ARMs Portfolio reicht von Chips für Smartphones bis hin zu Recheneinheiten für HPC. Die Mehrheit der mobilen Endgeräte auf dem Markt nutzt Prozessorkerne in ARM-Architektur. ARM-Chips werkeln nicht zuletzt neulich sogar im schnellsten Supercomputer der Welt, „Fujitsu Fugaku“ ebenso wie in zahllosen Embedded-Devices, von Satelliten-Kommunikationssystemen zu Steuerungselektronik der Industrie 4.0. Zu den Lizenznehmern von ARM zählen Marktakteure wie Samsung, Qualcomm, Huawei und neuerdings die Amazon-Tochter Annapurna Labs, ein Schwesterunternehmen des Hyperscaler AWS.
„ARM-Prozessoren gibt es echt überall“, schmunzelt James Hamilton, Distinguished Engineer bei AWS. Er sieht darin einen Vorteil, denn: „Nichts treibt die Preise so stark nach unten wie Skaleneffekte“, beobachtet er. „Nichts“ finanziere R&D zur Entwicklung leistungsstarker Server-Prozessoren so nachhaltig wie Skaleneffekte. Nichts fördere die Entstehung von Ökosystemen an Entwicklungswerkzeugen schneller als Skaleneffekte eben, führt Hamilton weiter aus. „Skaleneffekte ziehen Anwendungsentwickler an“, urteilt er schlussfolgernd.

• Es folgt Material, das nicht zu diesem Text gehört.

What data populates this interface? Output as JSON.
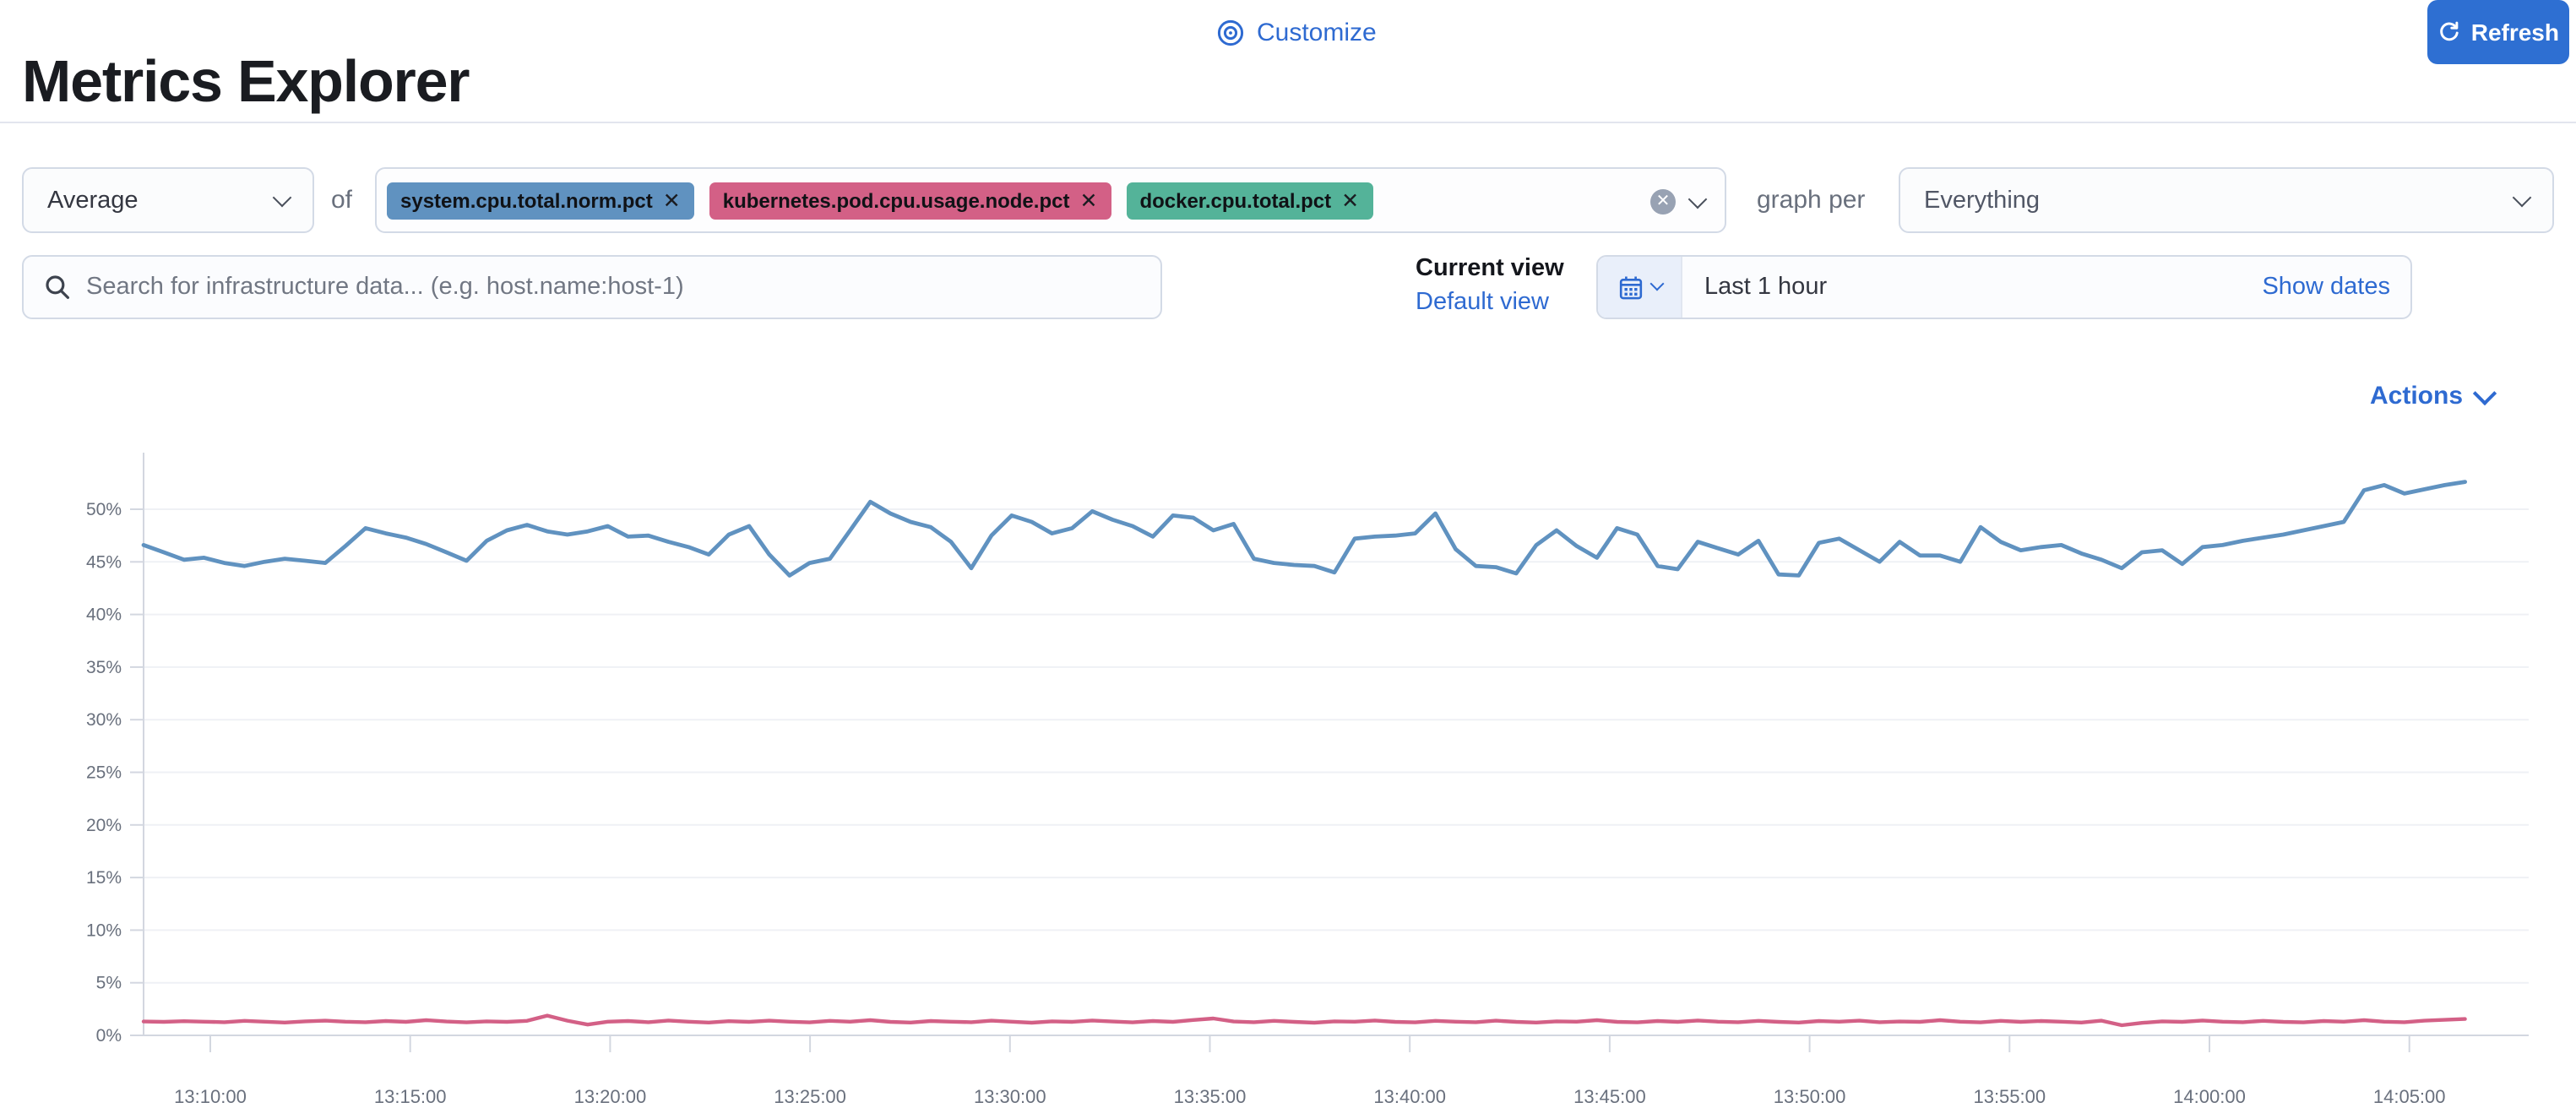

Skaleneffekte in Hyperscale könnten ARMs Technologieportfolio für Marktakteure wie NVIDIA umso schmackhafter machen.
Voll um-ARM-t?
Selbst Nvidia nutzt ARM-Chips seit Jahren, zum Beispiel in SoCs der „Tegra“-Familie für mobile IoT-Endgeräte. Nvidia hat ARM-Kerne inzwischen unter anderem auch für autonome Fahrzeugtechnologien lizenziert und nutzt diese zusammen mit den eigenen GPUs für maschinelle Bilderfassung (Machine Vision).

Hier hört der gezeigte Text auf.